- Location: Mecklenburgische Seenplatte, Mecklenburg-Vorpommern
- Coordinates: 53°22′39″N 12°37′19″E﻿ / ﻿53.37750°N 12.62194°E
- Primary outflows: Müritz
- Basin countries: Germany
- Surface area: 0.28 km^{2} (0.11 sq mi)
- Surface elevation: 62.1 m (204 ft)

= Große Wünnow =

Lake in Mecklenburg-Vorpommern, Germany

Große Wünnow is a small inland lake in the Mecklenburgische Seenplatte district in Mecklenburg-Vorpommern, Germany. A tributary lake of the Müritz near Röbel/Müritz, it is the continuation of Röbler inland lake, but bends from it at a right angle to the east via a narrow entrance. Situated at an elevation of 62.1 m, its surface area is 0.28 km^{2}. The maximum extent of the lake is 1200 meters by 1200 meters by 360 meters.

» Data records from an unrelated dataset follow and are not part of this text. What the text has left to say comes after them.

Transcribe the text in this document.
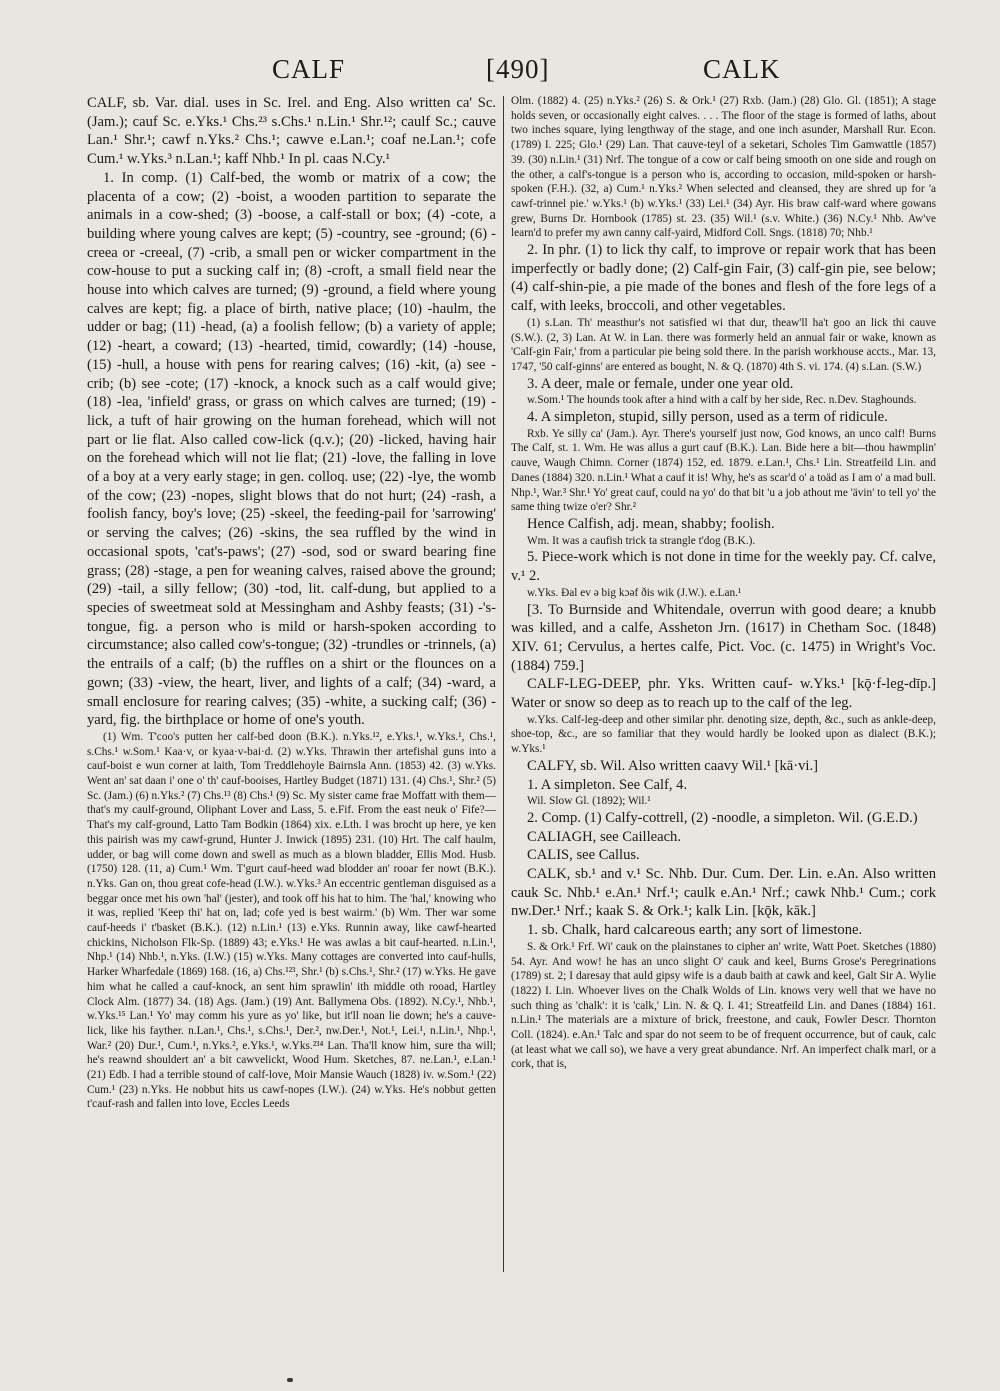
CALF	[490]	CALK

CALF, sb. Var. dial. uses in Sc. Irel. and Eng. Also written ca' Sc. (Jam.); cauf Sc. e.Yks.¹ Chs.²³ s.Chs.¹ n.Lin.¹ Shr.¹²; caulf Sc.; cauve Lan.¹ Shr.¹; cawf n.Yks.² Chs.¹; cawve e.Lan.¹; coaf ne.Lan.¹; cofe Cum.¹ w.Yks.³ n.Lan.¹; kaff Nhb.¹ In pl. caas N.Cy.¹

1. In comp. (1) Calf-bed, the womb or matrix of a cow; the placenta of a cow; (2) -boist, a wooden partition to separate the animals in a cow-shed; (3) -boose, a calf-stall or box; (4) -cote, a building where young calves are kept; (5) -country, see -ground; (6) -creea or -creeal, (7) -crib, a small pen or wicker compartment in the cow-house to put a sucking calf in; (8) -croft, a small field near the house into which calves are turned; (9) -ground, a field where young calves are kept; fig. a place of birth, native place; (10) -haulm, the udder or bag; (11) -head, (a) a foolish fellow; (b) a variety of apple; (12) -heart, a coward; (13) -hearted, timid, cowardly; (14) -house, (15) -hull, a house with pens for rearing calves; (16) -kit, (a) see -crib; (b) see -cote; (17) -knock, a knock such as a calf would give; (18) -lea, 'infield' grass, or grass on which calves are turned; (19) -lick, a tuft of hair growing on the human forehead, which will not part or lie flat. Also called cow-lick (q.v.); (20) -licked, having hair on the forehead which will not lie flat; (21) -love, the falling in love of a boy at a very early stage; in gen. colloq. use; (22) -lye, the womb of the cow; (23) -nopes, slight blows that do not hurt; (24) -rash, a foolish fancy, boy's love; (25) -skeel, the feeding-pail for 'sarrowing' or serving the calves; (26) -skins, the sea ruffled by the wind in occasional spots, 'cat's-paws'; (27) -sod, sod or sward bearing fine grass; (28) -stage, a pen for weaning calves, raised above the ground; (29) -tail, a silly fellow; (30) -tod, lit. calf-dung, but applied to a species of sweetmeat sold at Messingham and Ashby feasts; (31) -'s-tongue, fig. a person who is mild or harsh-spoken according to circumstance; also called cow's-tongue; (32) -trundles or -trinnels, (a) the entrails of a calf; (b) the ruffles on a shirt or the flounces on a gown; (33) -view, the heart, liver, and lights of a calf; (34) -ward, a small enclosure for rearing calves; (35) -white, a sucking calf; (36) -yard, fig. the birthplace or home of one's youth.

(1) Wm. T'coo's putten her calf-bed doon (B.K.). n.Yks.¹², e.Yks.¹, w.Yks.¹, Chs.¹, s.Chs.¹ w.Som.¹ Kaa·v, or kyaa·v-bai·d. (2) w.Yks. Thrawin ther artefishal guns into a cauf-boist e wun corner at laith, Tom Treddlehoyle Bairnsla Ann. (1853) 42. (3) w.Yks. Went an' sat daan i' one o' th' cauf-booises, Hartley Budget (1871) 131. (4) Chs.¹, Shr.² (5) Sc. (Jam.) (6) n.Yks.² (7) Chs.¹³ (8) Chs.¹ (9) Sc. My sister came frae Moffatt with them—that's my caulf-ground, Oliphant Lover and Lass, 5. e.Fif. From the east neuk o' Fife?—That's my calf-ground, Latto Tam Bodkin (1864) xix. e.Lth. I was brocht up here, ye ken this pairish was my cawf-grund, Hunter J. Inwick (1895) 231. (10) Hrt. The calf haulm, udder, or bag will come down and swell as much as a blown bladder, Ellis Mod. Husb. (1750) 128. (11, a) Cum.¹ Wm. T'gurt cauf-heed wad blodder an' rooar fer nowt (B.K.). n.Yks. Gan on, thou great cofe-head (I.W.). w.Yks.³ An eccentric gentleman disguised as a beggar once met his own 'hal' (jester), and took off his hat to him. The 'hal,' knowing who it was, replied 'Keep thi' hat on, lad; cofe yed is best wairm.' (b) Wm. Ther war some cauf-heeds i' t'basket (B.K.). (12) n.Lin.¹ (13) e.Yks. Runnin away, like cawf-hearted chickins, Nicholson Flk-Sp. (1889) 43; e.Yks.¹ He was awlas a bit cauf-hearted. n.Lin.¹, Nhp.¹ (14) Nhb.¹, n.Yks. (I.W.) (15) w.Yks. Many cottages are converted into cauf-hulls, Harker Wharfedale (1869) 168. (16, a) Chs.¹²³, Shr.¹ (b) s.Chs.¹, Shr.² (17) w.Yks. He gave him what he called a cauf-knock, an sent him sprawlin' ith middle oth rooad, Hartley Clock Alm. (1877) 34. (18) Ags. (Jam.) (19) Ant. Ballymena Obs. (1892). N.Cy.¹, Nhb.¹, w.Yks.¹⁵ Lan.¹ Yo' may comm his yure as yo' like, but it'll noan lie down; he's a cauve-lick, like his fayther. n.Lan.¹, Chs.¹, s.Chs.¹, Der.², nw.Der.¹, Not.¹, Lei.¹, n.Lin.¹, Nhp.¹, War.² (20) Dur.¹, Cum.¹, n.Yks.², e.Yks.¹, w.Yks.²³⁴ Lan. Tha'll know him, sure tha will; he's reawnd shouldert an' a bit cawvelickt, Wood Hum. Sketches, 87. ne.Lan.¹, e.Lan.¹ (21) Edb. I had a terrible stound of calf-love, Moir Mansie Wauch (1828) iv. w.Som.¹ (22) Cum.¹ (23) n.Yks. He nobbut hits us cawf-nopes (I.W.). (24) w.Yks. He's nobbut getten t'cauf-rash and fallen into love, Eccles Leeds

Olm. (1882) 4. (25) n.Yks.² (26) S. & Ork.¹ (27) Rxb. (Jam.) (28) Glo. Gl. (1851); A stage holds seven, or occasionally eight calves. . . . The floor of the stage is formed of laths, about two inches square, lying lengthway of the stage, and one inch asunder, Marshall Rur. Econ. (1789) I. 225; Glo.¹ (29) Lan. That cauve-teyl of a seketari, Scholes Tim Gamwattle (1857) 39. (30) n.Lin.¹ (31) Nrf. The tongue of a cow or calf being smooth on one side and rough on the other, a calf's-tongue is a person who is, according to occasion, mild-spoken or harsh-spoken (F.H.). (32, a) Cum.¹ n.Yks.² When selected and cleansed, they are shred up for 'a cawf-trinnel pie.' w.Yks.¹ (b) w.Yks.¹ (33) Lei.¹ (34) Ayr. His braw calf-ward where gowans grew, Burns Dr. Hornbook (1785) st. 23. (35) Wil.¹ (s.v. White.) (36) N.Cy.¹ Nhb. Aw've learn'd to prefer my awn canny calf-yaird, Midford Coll. Sngs. (1818) 70; Nhb.¹

2. In phr. (1) to lick thy calf, to improve or repair work that has been imperfectly or badly done; (2) Calf-gin Fair, (3) calf-gin pie, see below; (4) calf-shin-pie, a pie made of the bones and flesh of the fore legs of a calf, with leeks, broccoli, and other vegetables.

(1) s.Lan. Th' measthur's not satisfied wi that dur, theaw'll ha't goo an lick thi cauve (S.W.). (2, 3) Lan. At W. in Lan. there was formerly held an annual fair or wake, known as 'Calf-gin Fair,' from a particular pie being sold there. In the parish workhouse accts., Mar. 13, 1747, '50 calf-ginns' are entered as bought, N. & Q. (1870) 4th S. vi. 174. (4) s.Lan. (S.W.)

3. A deer, male or female, under one year old.

w.Som.¹ The hounds took after a hind with a calf by her side, Rec. n.Dev. Staghounds.

4. A simpleton, stupid, silly person, used as a term of ridicule.

Rxb. Ye silly ca' (Jam.). Ayr. There's yourself just now, God knows, an unco calf! Burns The Calf, st. 1. Wm. He was allus a gurt cauf (B.K.). Lan. Bide here a bit—thou hawmplin' cauve, Waugh Chimn. Corner (1874) 152, ed. 1879. e.Lan.¹, Chs.¹ Lin. Streatfeild Lin. and Danes (1884) 320. n.Lin.¹ What a cauf it is! Why, he's as scar'd o' a toäd as I am o' a mad bull. Nhp.¹, War.³ Shr.¹ Yo' great cauf, could na yo' do that bit 'u a job athout me 'ävin' to tell yo' the same thing twize o'er? Shr.²

Hence Calfish, adj. mean, shabby; foolish.

Wm. It was a caufish trick ta strangle t'dog (B.K.).

5. Piece-work which is not done in time for the weekly pay. Cf. calve, v.¹ 2.

w.Yks. Ðal ev ə big kɔəf ðis wik (J.W.). e.Lan.¹

[3. To Burnside and Whitendale, overrun with good deare; a knubb was killed, and a calfe, Assheton Jrn. (1617) in Chetham Soc. (1848) XIV. 61; Cervulus, a hertes calfe, Pict. Voc. (c. 1475) in Wright's Voc. (1884) 759.]

CALF-LEG-DEEP, phr. Yks. Written cauf- w.Yks.¹ [kǭ·f-leg-dīp.] Water or snow so deep as to reach up to the calf of the leg.

w.Yks. Calf-leg-deep and other similar phr. denoting size, depth, &c., such as ankle-deep, shoe-top, &c., are so familiar that they would hardly be looked upon as dialect (B.K.); w.Yks.¹

CALFY, sb. Wil. Also written caavy Wil.¹ [kā·vi.]

1. A simpleton. See Calf, 4.

Wil. Slow Gl. (1892); Wil.¹

2. Comp. (1) Calfy-cottrell, (2) -noodle, a simpleton. Wil. (G.E.D.)

CALIAGH, see Cailleach.

CALIS, see Callus.

CALK, sb.¹ and v.¹ Sc. Nhb. Dur. Cum. Der. Lin. e.An. Also written cauk Sc. Nhb.¹ e.An.¹ Nrf.¹; caulk e.An.¹ Nrf.; cawk Nhb.¹ Cum.; cork nw.Der.¹ Nrf.; kaak S. & Ork.¹; kalk Lin. [kǭk, kāk.]

1. sb. Chalk, hard calcareous earth; any sort of limestone.

S. & Ork.¹ Frf. Wi' cauk on the plainstanes to cipher an' write, Watt Poet. Sketches (1880) 54. Ayr. And wow! he has an unco slight O' cauk and keel, Burns Grose's Peregrinations (1789) st. 2; I daresay that auld gipsy wife is a daub baith at cawk and keel, Galt Sir A. Wylie (1822) I. Lin. Whoever lives on the Chalk Wolds of Lin. knows very well that we have no such thing as 'chalk': it is 'calk,' Lin. N. & Q. I. 41; Streatfeild Lin. and Danes (1884) 161. n.Lin.¹ The materials are a mixture of brick, freestone, and cauk, Fowler Descr. Thornton Coll. (1824). e.An.¹ Talc and spar do not seem to be of frequent occurrence, but of cauk, calc (at least what we call so), we have a very great abundance. Nrf. An imperfect chalk marl, or a cork, that is,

The Sülwerhop swamp area, which protrudes from the north into the Große Wünnow, divides the lake into two sections of unequal size, which are connected by a passage that is only around 30 meters wide. The remaining banks are occupied by fields and meadows, whose drainage ditches are the only tributaries. It is a very shallow body of water, with a maximum depth of 0.5 m and partly silted.

There are a large number of boathouses on the south bank. the Müritz cycle path leads directly along the bank.